Prof. Dr. Sevil Atasoy, 'Yeraltındaki Melekler Yerüstündeki Şeytanlar' adlı kitabında Özal’ın ölümüne ilişkin çarpıcı bilgiler verdi.
Abone olProf. Dr. Sevil Atasoy, kitabında, Cumhurbaşkanı Turgut Özal'ı 'atenolol' adlı kimyasalın öldürdüğü kanısına vardığını yazdı.
Adli Bilimler Uzmanı Prof. Dr. Sevil Atasoy'un son kitabı 'Yeraltındaki Melekler Yerüstündeki Şeytanlar' kitabı bugün piyasaya çıktı.
khaber.com.tr'nin haberine göre Prof. Dr. Sevil Atasoy, aylardır üzerinde çalıştığı kitabında 50 sayfayı Özal'ın Adli Tıp Kurumu tarafından hazırlanan otopsi raporuna ayırdı. A'dan Z'ye her şeyin en ince ayrıntısına kadar anlatıldığı kitapta Atasoy, Özal'ın müstahzar bir ilaçla öldürüldüğünü yazdı ve ilacın ismini açıkladı.

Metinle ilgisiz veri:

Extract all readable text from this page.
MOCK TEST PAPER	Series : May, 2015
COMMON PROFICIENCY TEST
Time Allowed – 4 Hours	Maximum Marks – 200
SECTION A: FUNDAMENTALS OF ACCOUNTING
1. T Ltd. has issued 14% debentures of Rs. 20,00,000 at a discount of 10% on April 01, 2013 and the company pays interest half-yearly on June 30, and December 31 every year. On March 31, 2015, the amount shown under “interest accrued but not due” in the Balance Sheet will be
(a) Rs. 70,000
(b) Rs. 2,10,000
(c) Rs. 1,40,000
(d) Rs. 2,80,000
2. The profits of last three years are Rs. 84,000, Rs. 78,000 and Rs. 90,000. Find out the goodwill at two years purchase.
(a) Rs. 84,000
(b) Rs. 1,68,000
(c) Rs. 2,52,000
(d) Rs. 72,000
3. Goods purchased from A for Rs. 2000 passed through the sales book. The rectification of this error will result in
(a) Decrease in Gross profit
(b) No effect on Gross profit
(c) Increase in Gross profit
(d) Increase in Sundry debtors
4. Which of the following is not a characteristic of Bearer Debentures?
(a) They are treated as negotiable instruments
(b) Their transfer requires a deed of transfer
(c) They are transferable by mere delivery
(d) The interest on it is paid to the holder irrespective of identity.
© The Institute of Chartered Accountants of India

Sevil Atasoy'un kitapta yaptığı tespit şöyle: "Kimya İhtisas Dairesi'nin yaptığı analizler sonucunda Özal'ın sabunlaşmış bedeninin göğsünün üst kısmında, karaciğerinde, safrakesesinde, kas, ince bağırsak, mesane ve kemik iliğinde atropin ve atenolol adlı kimyasalları buldu. Özal'a Hacettepe Üniversitesi Hastanesi'nde yapılan müdahalede kalp ritmini döndürebilmek amacıyla atropin, lidokain, bikarbonat, kalsiyum, dekzametazon (dekort) ve dopamin veriliyor. Bu yüzden Özal'ın otopsi materyalinde atropin bulunması doğal. Atenolol (Tenormin) ise beta bloker adı verilen ilaç grubuna dahildir ve yüksek tansiyonun tedavisi için kullanılır. Dr. Cengiz Aslan son dönemde Özal'ın sürekli atenolol kullandığını belirtiyor. DDK raporunda Özal'ın atenolol ile isordil'i birlikte alması durumunda tansiyonunun beklenenden fazla düşeceğine dikkat çekiyor."

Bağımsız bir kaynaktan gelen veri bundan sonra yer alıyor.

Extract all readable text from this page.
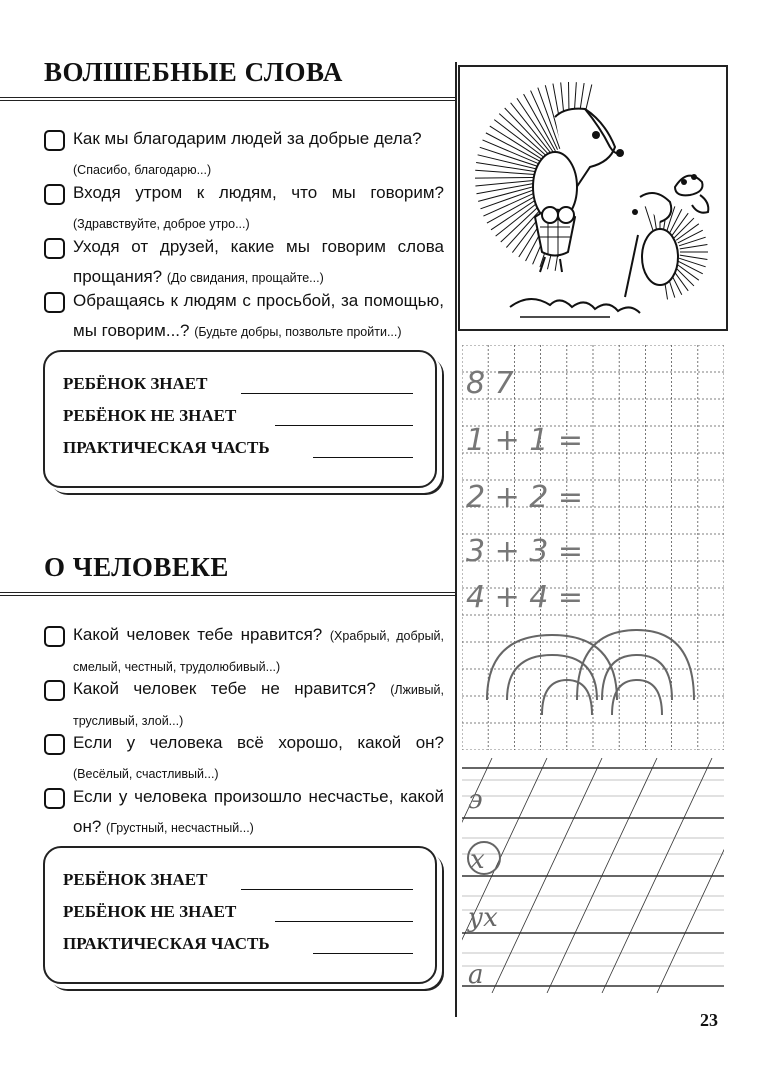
ВОЛШЕБНЫЕ СЛОВА
Как мы благодарим людей за добрые дела?
(Спасибо, благодарю...)
Входя утром к людям, что мы говорим? (Здравствуйте, доброе утро...)
Уходя от друзей, какие мы говорим слова прощания? (До свидания, прощайте...)
Обращаясь к людям с просьбой, за помощью, мы говорим...? (Будьте добры, позвольте пройти...)
РЕБЁНОК ЗНАЕТ
РЕБЁНОК НЕ ЗНАЕТ
ПРАКТИЧЕСКАЯ ЧАСТЬ
О ЧЕЛОВЕКЕ
Какой человек тебе нравится? (Храбрый, добрый, смелый, честный, трудолюбивый...)
Какой человек тебе не нравится? (Лживый, трусливый, злой...)
Если у человека всё хорошо, какой он? (Весёлый, счастливый...)
Если у человека произошло несчастье, какой он? (Грустный, несчастный...)
РЕБЁНОК ЗНАЕТ
РЕБЁНОК НЕ ЗНАЕТ
ПРАКТИЧЕСКАЯ ЧАСТЬ
8 7
1 + 1 =
2 + 2 =
3 + 3 =
4 + 4 =
э
х
ух
а
23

ATASOY: İLAÇ TOZ HALİNDE VERİLMİŞ OLAMAZ MI?
Atasoy, kitabında ilacın toz halinde verilmiş olabileceğini de belirtiyor ve şu mühim soruları soruyor: "Özal'ın vefat ettiği gün isordil alıp almadığı bilinmiyor. Ama atenolol aldığı kesin. Üstelik ciddi miktarda kullandığı, daha doğrusu yuttuğu muhakkak. Yoksa yarılanma süresi altı yedi saat olan ve idrarla atılan bu ilacı Kimya İhtisas Dairesi el attığı her organda bulamazdı. Önemli olan ne kadar yuttuğu… Acaba merhum cumhurbaşkanımız o gün çok fazla atenolol yutmuş ve nabzı düşerek kardiyojenik şoka girmiş olamaz mı? Ya da bir kaşık ılık suda bir tablet atenololün kolayca çözündüğünü ancak tadının acı olduğu göz önüne alındığında acılığını örtecek bir sıvıda çözülerek ya da toz halinde katı yiyeceğe katılarak kendisine verilmiş olamaz mı?"

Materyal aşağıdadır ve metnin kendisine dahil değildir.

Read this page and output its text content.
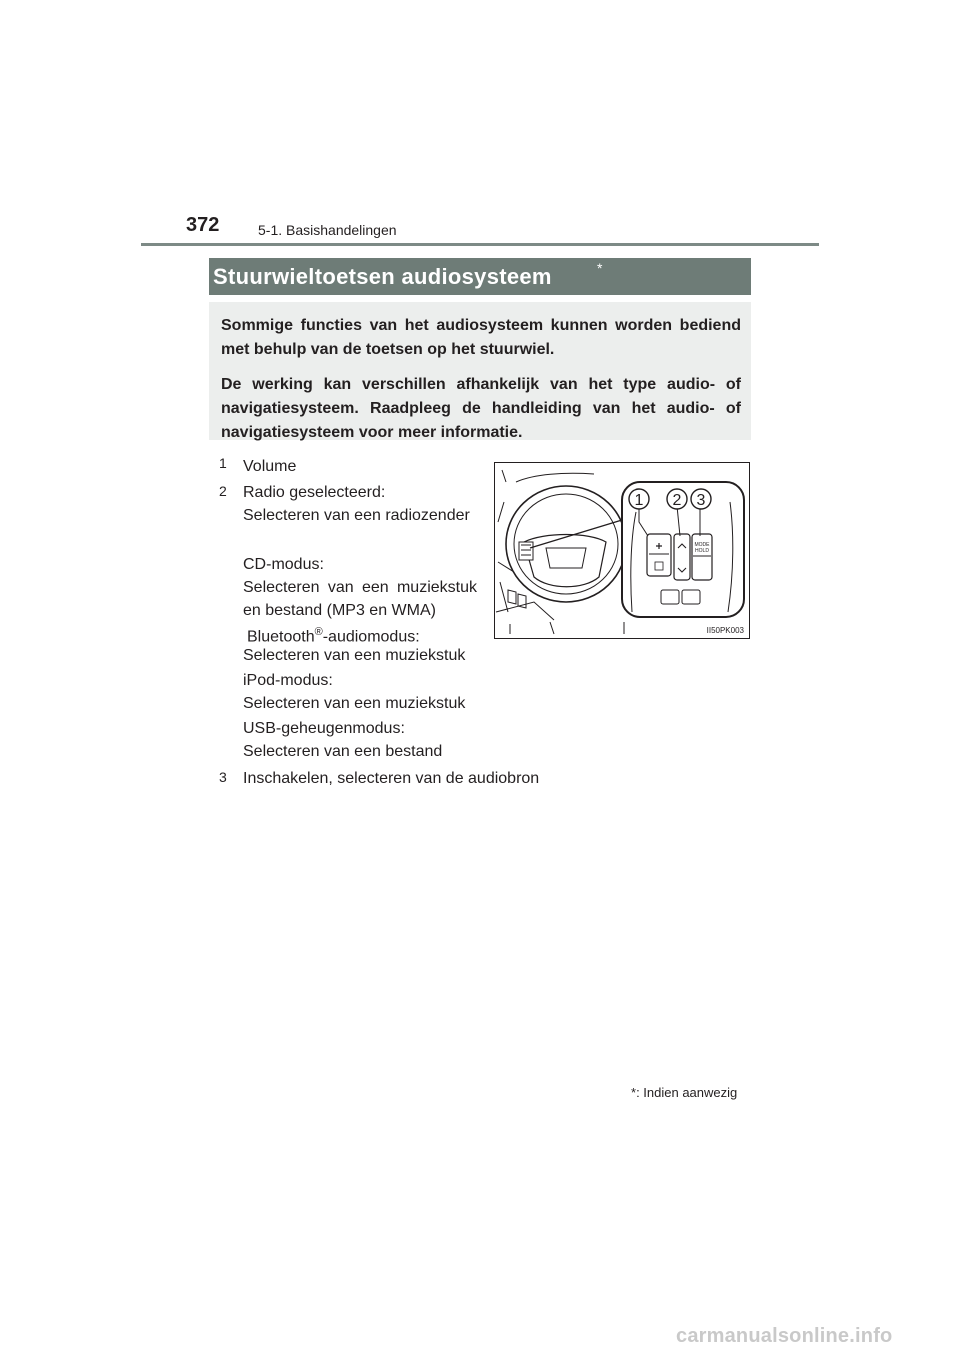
372	5-1. Basishandelingen
Stuurwieltoetsen audiosysteem	*

Sommige functies van het audiosysteem kunnen worden bediend met behulp van de toetsen op het stuurwiel.

De werking kan verschillen afhankelijk van het type audio- of navigatiesysteem. Raadpleeg de handleiding van het audio- of navigatiesysteem voor meer informatie.

1 Volume
2 Radio geselecteerd:
Selecteren van een radiozender
CD-modus:
Selecteren van een muziekstuk en bestand (MP3 en WMA)
Bluetooth®-audiomodus:
Selecteren van een muziekstuk
iPod-modus:
Selecteren van een muziekstuk
USB-geheugenmodus:
Selecteren van een bestand
3 Inschakelen, selecteren van de audiobron
MODE
HOLD
1 2 3
II50PK003
*: Indien aanwezig
carmanualsonline.info
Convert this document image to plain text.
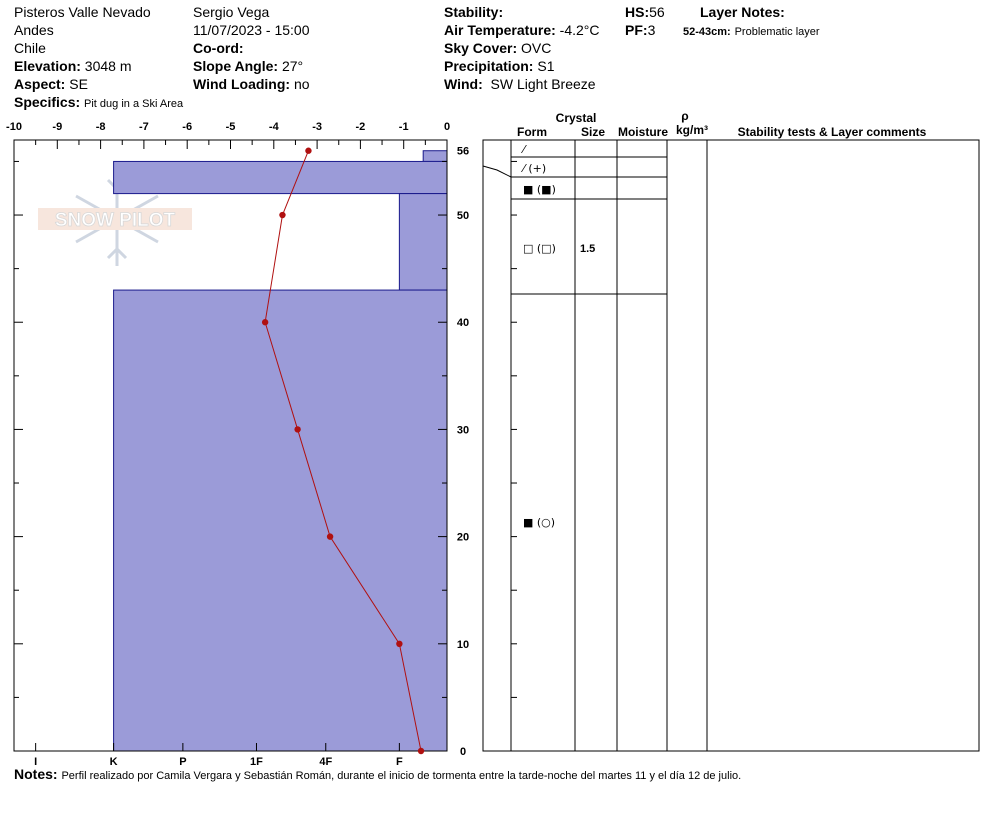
Pisteros Valle Nevado
Andes
Chile
Elevation: 3048 m
Aspect: SE
Specifics: Pit dug in a Ski Area
Sergio Vega
11/07/2023 - 15:00
Co-ord:
Slope Angle: 27°
Wind Loading: no
Stability:
Air Temperature: -4.2°C
Sky Cover: OVC
Precipitation: S1
Wind: SW Light Breeze
HS:56
PF:3
Layer Notes:
52-43cm: Problematic layer
SNOW PILOT
-10	-9	-8	-7	-6	-5	-4	-3	-2	-1	0
0
10
20
30
40
50
56
I	K	P	1F	4F	F
Crystal
Form	Size Moisture
ρ
kg/m³ Stability tests & Layer comments
⁄
⁄ (+)
■ (■)
□ (□) 1.5
■ (○)
Notes: Perfil realizado por Camila Vergara y Sebastián Román, durante el inicio de tormenta entre la tarde-noche del martes 11 y el día 12 de julio.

'ÖZAL'IN BEYNİ BEBEK BEYNİ AĞIRLIĞINDAYDI'
Atasoy kitabında, Merhum Cumhurbaşkanı Turgut Özal'ın feth-i kabir ekibinin 1,5 metre suyla karşılaşınca çok şaşırdığını da ifade ediyor. Mezarda 1.5 metre yüksekliğinde suyla karşılaşan feth-i kabir ekibinin uzun süre ne yapacağını şaşırdığını yazan Atasoy, suyun derinliğinin ölçümü sonrasında Özal'ın gövdesinin su yüzünde görüldüğünü anlattı.
Öte yandan olay yeri inceleme bandlarıyla sarılan tabutun açılmasının ardından otopsiye başlayan Adli Tıpçıları büyük şok bekliyordu. Turgut Özal'ın beyni sağlamdı ve tartıldığında yeni doğmuş bir bebeğin beyninin ağırlığındaydı. Özal'ın beyni otopside 488 gram çıkmıştı.